A faculdade de enologia da Universidade da Califórnia, em Davis - UC Davis -, realizou uma grande pesquisa tendo como objeto a adequação de vinhas aos microclimas californianos, baseada na temperatura, criando uma espécie de sistema que os divide em uma escala de cinco zonas, indo da Zona I - a mais fria - até a Zona V - a mais quente. A partir desse estudo, todas as áreas com potencial para a vitivinicultura foram classificadas e as cepas mais adequadas a cada uma dessas áreas foram identificadas. As Zonas I a III são consideradas as com maior vocação para a produção de vinhos de qualidade superior.
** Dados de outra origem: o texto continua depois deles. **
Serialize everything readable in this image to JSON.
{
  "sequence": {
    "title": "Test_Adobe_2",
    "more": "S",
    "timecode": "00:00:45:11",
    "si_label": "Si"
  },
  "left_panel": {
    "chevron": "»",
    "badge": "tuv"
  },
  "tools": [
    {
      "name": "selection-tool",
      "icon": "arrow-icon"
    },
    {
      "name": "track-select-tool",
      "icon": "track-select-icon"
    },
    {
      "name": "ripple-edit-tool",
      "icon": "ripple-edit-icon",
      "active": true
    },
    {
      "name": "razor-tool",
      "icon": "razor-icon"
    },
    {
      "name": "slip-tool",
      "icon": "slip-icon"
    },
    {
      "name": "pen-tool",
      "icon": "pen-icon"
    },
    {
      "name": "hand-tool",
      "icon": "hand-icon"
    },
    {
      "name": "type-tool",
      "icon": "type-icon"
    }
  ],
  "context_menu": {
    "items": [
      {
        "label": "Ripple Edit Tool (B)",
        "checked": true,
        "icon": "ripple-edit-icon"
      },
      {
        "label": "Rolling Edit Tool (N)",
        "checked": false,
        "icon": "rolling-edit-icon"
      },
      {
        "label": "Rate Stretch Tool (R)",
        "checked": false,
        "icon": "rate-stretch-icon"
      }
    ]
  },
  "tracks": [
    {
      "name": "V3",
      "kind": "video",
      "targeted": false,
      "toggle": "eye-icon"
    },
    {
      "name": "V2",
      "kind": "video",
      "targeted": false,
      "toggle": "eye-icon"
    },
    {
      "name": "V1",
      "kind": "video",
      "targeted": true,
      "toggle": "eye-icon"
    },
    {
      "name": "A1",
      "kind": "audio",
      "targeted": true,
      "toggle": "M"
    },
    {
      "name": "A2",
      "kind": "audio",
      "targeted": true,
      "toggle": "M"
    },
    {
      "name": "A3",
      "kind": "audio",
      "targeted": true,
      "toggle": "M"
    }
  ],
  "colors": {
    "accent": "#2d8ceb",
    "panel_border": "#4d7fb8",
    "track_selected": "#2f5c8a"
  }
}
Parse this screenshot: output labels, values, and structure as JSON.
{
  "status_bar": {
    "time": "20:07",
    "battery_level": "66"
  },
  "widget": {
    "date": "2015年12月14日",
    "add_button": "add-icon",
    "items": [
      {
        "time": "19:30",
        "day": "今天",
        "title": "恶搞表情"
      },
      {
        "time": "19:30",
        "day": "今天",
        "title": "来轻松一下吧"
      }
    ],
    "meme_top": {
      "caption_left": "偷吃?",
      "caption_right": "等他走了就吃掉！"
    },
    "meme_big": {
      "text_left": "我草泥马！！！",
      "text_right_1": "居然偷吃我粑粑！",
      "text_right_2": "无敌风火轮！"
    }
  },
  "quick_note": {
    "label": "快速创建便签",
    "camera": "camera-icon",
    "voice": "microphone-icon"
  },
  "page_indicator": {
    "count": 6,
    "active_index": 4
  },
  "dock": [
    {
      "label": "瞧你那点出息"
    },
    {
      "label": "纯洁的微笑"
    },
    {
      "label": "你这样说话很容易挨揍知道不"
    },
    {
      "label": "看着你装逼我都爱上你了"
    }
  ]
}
As correntes marítimas vindas do Oceano Pacífico exercem grande influência sobre o clima. Durante as manhãs, verifica-se brisa e neblina frias, que não só criam amplitude térmica, como também umidade necessária para a manutenção das vinhas. Os períodos de neblinas são especialmente importantes no final do mês de maio e no início do verão, quando o solo aquece e cria brisas que atraem para o continente os nevoeiros vindos do mar, fato que confere elegância ao vinho. Nas áreas onde não se verifica esse fenômeno, as temperaturas com frequência chegam a atingir 40oC no verão.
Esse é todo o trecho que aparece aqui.